Another month, another Full Moon Feature. This month’s selection is 1989’s Night Shadow, a film I came by in a four-movie pack with Howling IV: The Original Nightmare, Raging Sharks, and Kraken: Tentacles of the Deep. (I guess you’d call that a surf-and-wolf combo.) I knew the film couldn’t possibly live up to its cover image, which depicts a man with a howling wolf’s head and hairy shoulders who’s wearing pants that have slipped down to reveal his underwear, but a werewolf movie is a werewolf movie is a werewolf movie…
Unless, of course, that werewolf movie is Night Shadow, which sends up its first red flag during the opening credits when it reveals that it’s “based on a concept and creature designed by Mark Crowe.” Not that I have anything against Crowe and his creature design work, mind you, but if this movie got made simply because he had a werewolf suit lying around, that’s not a good enough reason. I guess it was sufficient for writer/director Randolph Cohlan, though, who killed two birds with one swipe of the claw by making Night Shadow both his directorial debut and swan song. It was also one of the last films for veteran character actor Aldo Ray (as Gene Krebelski, novelty fish product salesman), and it was the last for special effects technician Rick Scott, who got the role of a lifetime — literally — as the bearded drifter with the gnarly fingernails who (shock! horror! puzzlement!) turns out to be a werewolf. (I often wonder why low-budget movies bother “introducing” actors if they’re only going to fade back into the woodwork.)

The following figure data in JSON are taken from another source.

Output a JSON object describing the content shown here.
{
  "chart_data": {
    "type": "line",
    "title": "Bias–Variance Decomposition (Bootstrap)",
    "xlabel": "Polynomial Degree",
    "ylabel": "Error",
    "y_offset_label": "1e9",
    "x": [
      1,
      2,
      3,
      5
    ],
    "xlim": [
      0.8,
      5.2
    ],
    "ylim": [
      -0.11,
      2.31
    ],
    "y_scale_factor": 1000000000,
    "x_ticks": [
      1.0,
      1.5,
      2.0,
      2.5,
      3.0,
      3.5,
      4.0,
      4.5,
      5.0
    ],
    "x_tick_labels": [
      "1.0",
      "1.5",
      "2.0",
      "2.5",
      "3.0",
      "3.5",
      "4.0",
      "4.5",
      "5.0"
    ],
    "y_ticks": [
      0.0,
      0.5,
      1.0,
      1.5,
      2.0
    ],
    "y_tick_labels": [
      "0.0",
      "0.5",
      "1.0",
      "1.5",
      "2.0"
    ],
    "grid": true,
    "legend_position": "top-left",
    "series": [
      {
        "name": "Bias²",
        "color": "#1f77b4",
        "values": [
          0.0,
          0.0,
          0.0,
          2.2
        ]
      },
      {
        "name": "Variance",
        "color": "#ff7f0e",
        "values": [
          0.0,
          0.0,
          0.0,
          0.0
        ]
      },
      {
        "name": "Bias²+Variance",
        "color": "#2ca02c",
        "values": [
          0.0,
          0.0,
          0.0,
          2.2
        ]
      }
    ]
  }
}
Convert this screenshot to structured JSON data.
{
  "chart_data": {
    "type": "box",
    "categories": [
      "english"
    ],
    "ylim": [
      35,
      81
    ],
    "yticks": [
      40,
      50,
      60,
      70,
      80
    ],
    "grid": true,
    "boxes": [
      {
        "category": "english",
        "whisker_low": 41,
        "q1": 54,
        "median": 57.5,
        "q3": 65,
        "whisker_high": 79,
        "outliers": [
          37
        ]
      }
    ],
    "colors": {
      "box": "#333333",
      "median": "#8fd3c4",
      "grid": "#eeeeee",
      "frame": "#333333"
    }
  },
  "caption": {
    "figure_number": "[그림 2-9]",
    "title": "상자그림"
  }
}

Actually, the star of the film is Brenda Vance, who plays successful TV anchorwoman Alex Jung, who chooses to spend her vacation in her sleepy hometown and finds she’s being stalked by a real creep who seems to have some kind of a psychic connection with her — that is, when he isn’t killing old men for their pickup trucks. While she’s home, Alex checks in with her brother Tai (Stuart Quan, credited as Dane Chan), a kickboxing handyman in a half-shirt, and makes time with old flame Adam (Tom Boylan), whose job as sheriff is complicated by the vicious mutilations that get dropped into his lap. Meanwhile, Tai pulls pranks on and with his two asshole friends Dean and Bruce (Kato Kaelin — yes, that Kato Kaelin — and Orien Richman), who are marked for death when they steal the drifter’s diary out of his stinky motel room.
Now, some people who lived through the ’90s will say it’s worth tracking this movie down just to watch Kato Kaelin get a metal pipe shoved through his chest by a hairy werewolf. Let me assure you, these people are wrong. If there’s any entertainment to be wrung out of this tedious monster movie, it can be found in the performance of Jeannette Lewis as unflappable county coroner Francis Stern. Not only does she deliver the requisite werewolf movie dialogue (“All of the victims were mutilated in exactly the same way. There are definite signs of an animal attack.”) like a champ, but she also says one of the funniest lines I’ve ever heard in any werewolf movie: “The woman’s head is missing, making identification very difficult.” I tell you, that’s Academy Award material right there.